En même temps, ce Pôle Miséricordieux ne représente en aucune manière, à proprement parler, une concession au principe légal. La représentation de la personnalité fondamentale, représentant une manière d'être différente de l'unité sociale, est simplement élevée à un niveau religieux-mystique, contemplatif-monastique. Et pourtant aucun droit ne surgit pour la personnalité, mais à coté des devoirs tributaires sociaux, politiques et laborieux, il y a un devoir bénéfique, compensatoire, léger, mais toujours un devoir, celui de la coparticipation hésychaste personnelle à la complétude de la Lumière de la Grâce incréée, ouverte par le sacrifice de Jésus à chaque membre de l'Église - l'Église en tant qu'unité originelle, constituant la "nouvelle personnalité", la "personnalité bénie" du Chrétien, né d'En-Haut.
Le mysticisme de l'histoire russe confirme la justesse des vues d'Alekseiev - Nil Sorsky fut canonisé et accueilli dans la communauté des Saints, tout comme son adversaire Iosif Volotsky.
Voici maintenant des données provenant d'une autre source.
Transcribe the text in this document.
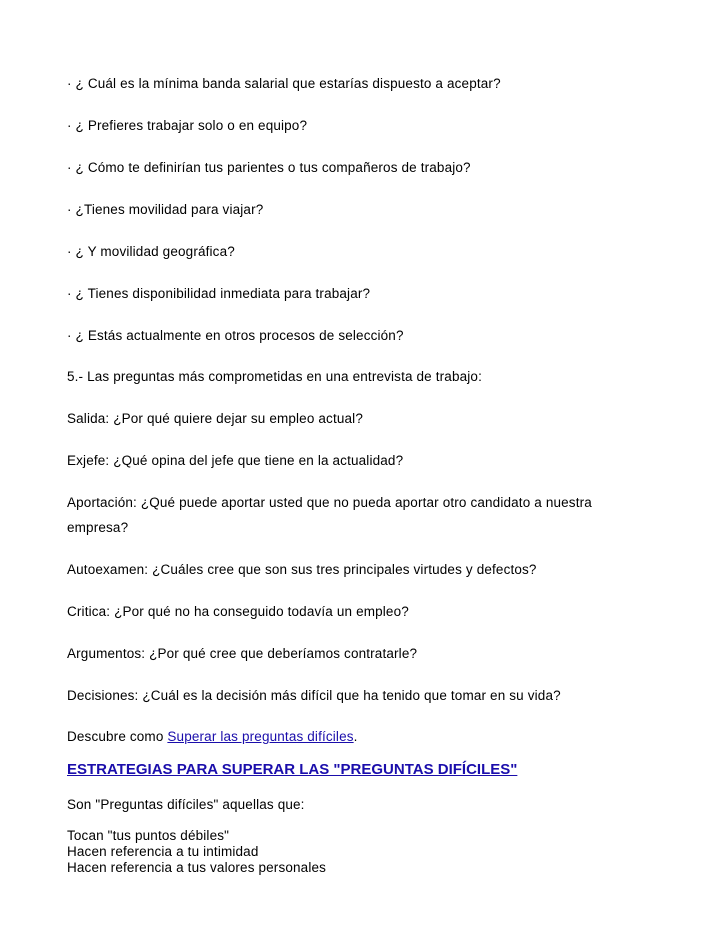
· ¿ Cuál es la mínima banda salarial que estarías dispuesto a aceptar?
· ¿ Prefieres trabajar solo o en equipo?
· ¿ Cómo te definirían tus parientes o tus compañeros de trabajo?
· ¿Tienes movilidad para viajar?
· ¿ Y movilidad geográfica?
· ¿ Tienes disponibilidad inmediata para trabajar?
· ¿ Estás actualmente en otros procesos de selección?
5.- Las preguntas más comprometidas en una entrevista de trabajo:
Salida: ¿Por qué quiere dejar su empleo actual?
Exjefe: ¿Qué opina del jefe que tiene en la actualidad?
Aportación: ¿Qué puede aportar usted que no pueda aportar otro candidato a nuestra
empresa?
Autoexamen: ¿Cuáles cree que son sus tres principales virtudes y defectos?
Critica: ¿Por qué no ha conseguido todavía un empleo?
Argumentos: ¿Por qué cree que deberíamos contratarle?
Decisiones: ¿Cuál es la decisión más difícil que ha tenido que tomar en su vida?
Descubre como Superar las preguntas difíciles.
ESTRATEGIAS PARA SUPERAR LAS "PREGUNTAS DIFÍCILES"
Son "Preguntas difíciles" aquellas que:
Tocan "tus puntos débiles"
Hacen referencia a tu intimidad
Hacen referencia a tus valores personales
Mais la vénération pour Nil Sorsky était plutôt locale, alors que Iosif Volotsky jouit de la gloire d'un saint national, aimé et largement honoré par le peuple entier. Exactement la même chose est vraie des modèles politiques de l'Etat eurasiste - la ligne iosifienne, terrible, moscovite, oprichino-bolchevik prévalut, comme une sorte d' "exotérisme". Alors que la ligne miséricordieuse des "zavolzhsky startsi" était claire pour l'élite - les startsi de l'Optina (*) [les "saints hommes" de l'ermitage d'Optina] du monachisme, des subtils prophètes de la Russie (comme Dostoïevski ou Blok), de nos mystiques et hommes spirituels."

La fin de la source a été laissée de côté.